La réponse instantanée et structurée fuse immédiatement :
 1/ En premier lieu, je ferai respecter la loi sur la concurrence, et les règles qu’elle impose
2/ Ensuite je m'attacherai à l'indépendance des journalistes, par une charte professionnelle et l’autorité du CSA
3/ Après, il faudra prendre des mesures qui garantissent la transparence quant à la propriété des médias
4/ Enfin, il s'agira de créer un statut de Société de médias, le statut de «  société de média à but non lucratif » intermédiaire entre le statut de fondation et celui de société par actions. 

Elle relève dans le paysage français de la presse d’information,  des modes d’organisation liés à une histoire spécifique, qui garantissent l’indépendance (Ouest France, Canard Enchaîné, La Croix, Médiapart) et les particularités de la revue XXI. Ayant participé la veille, au déménagement de Libération, Julia Cagé montre comment Patrick Drahi en a fait l’acquisition comme levier d’influence et de pression sur l’Etat.
Elle évoque  le système d’aide à la presse beaucoup trop complexe  où le poids de l’Etat est excessif. Il est urgent de repenser les lois qui encadrent le pluralisme des médias, et les lois anti-concentration sont datées (On ne connaissait pas Internet à l’époque).
A l’exemple des Etats-Unis, Julia Cagé montre que la crise est sévère : il y a de moins en moins de journalistes par journal, un journaliste titulaire du prix Pulitzer peut être licencié du jour au lendemain pour des motifs économiques. Les journalistes sont guettés par les conflits d’intérêts, l’autocensure. La concentration des médias est anti-démocratique.

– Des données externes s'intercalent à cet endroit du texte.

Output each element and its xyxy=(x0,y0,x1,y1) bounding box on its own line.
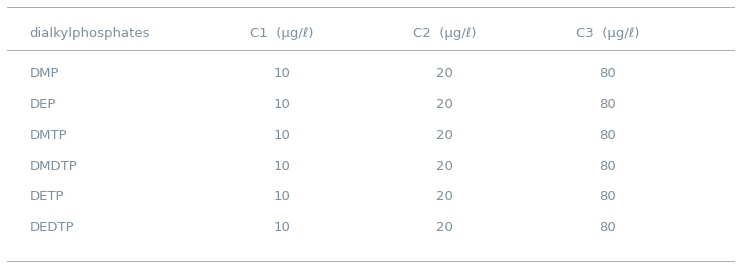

Aux Etats-Unis, la démocratie est « achetée » par les plus fortunés : 0,1% de la population financent 40% des campagnes présidentielles.

A ses yeux, la pluralité et la qualité de l’information ne peut être assurée s’il y a de moins en moins de groupes indépendants des grands industriels. Julia Cagé veut s’engager pour le pluralisme des médias.